Document Type : Original Article (s)
Department of Clinical Biochemistry, School of Medicine, Ilam University of Medical Sciences, Ilam, Iran
Assistant Professor, Department of Molecular Medicine and Genetics, School of Medicine, Ilam University of Medical Sciences, Ilam, Iran
Associate Professor, Department of Clinical Biochemistry, School of Medicine AND Clinical Microbiology Research Center, Ilam University of Medical Sciences, Ilam, Iran
Background: Growth arrest-specific 2 (GAS2) gene is implicated in a variety of cellular functions such as cell cycle, apoptosis, and proliferation, and may be potentially involved in cancer progression. However, whether GAS2 is associated with colorectal cancer (CRC) progression and prognosis remains to be uncovered.

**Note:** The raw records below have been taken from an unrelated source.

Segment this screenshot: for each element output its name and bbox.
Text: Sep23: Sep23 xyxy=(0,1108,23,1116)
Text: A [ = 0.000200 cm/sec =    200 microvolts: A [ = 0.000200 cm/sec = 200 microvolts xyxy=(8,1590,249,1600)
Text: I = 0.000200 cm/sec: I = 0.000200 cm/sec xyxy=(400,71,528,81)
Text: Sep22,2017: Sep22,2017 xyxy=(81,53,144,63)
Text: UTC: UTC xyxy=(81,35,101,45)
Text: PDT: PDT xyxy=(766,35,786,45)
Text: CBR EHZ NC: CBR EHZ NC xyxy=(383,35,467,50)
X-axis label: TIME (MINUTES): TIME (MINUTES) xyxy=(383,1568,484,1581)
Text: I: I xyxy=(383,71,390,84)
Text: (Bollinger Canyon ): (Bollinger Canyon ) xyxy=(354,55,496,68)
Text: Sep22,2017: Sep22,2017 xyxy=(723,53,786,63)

Thus, this study investigated the association of GAS2 expression in tumor with CRC progression and prognosis.Methods: In the case-control study, surgical tumor and adjacent normal tissues from 40 patients with CRC were collected at Cancer Institute of Imam Khomeini Hospital in Tehran, Iran, and relative expression level of GAS2 in the tissues was assayed using quantitative real-time polymerase chain reaction method. The correlation of tumor GAS2 expression with the clinicopathological features and overall survival rate of patients was determined.Findings: The relative expression level of GAS2 in tumor tissues was significantly elevated compared to the adjacent normal tissues [1.96 (1.17-3.40) vs. 1.10 (1.00-1.31), P < 0.001]. Moreover, the expression levels of GAS2 in tumor tissues were significantly associated with clinicopathological features of cancer including tumor stage in Tumor spread, Lymph node spread, and Metastasis (TNM) staging (P = 0.010), grade (P = 0.010), size (P = 0.030), and lymphatic (P = 0.030) and vascular invasion (P = 0.040) as well as the decreased overall survival (P = 0.040).Conclusion: Elevated expression of GAS2 in CRC is associated with cancer progression indices and poor prognosis; hence it may be served as a prognostic biomarker in CRC.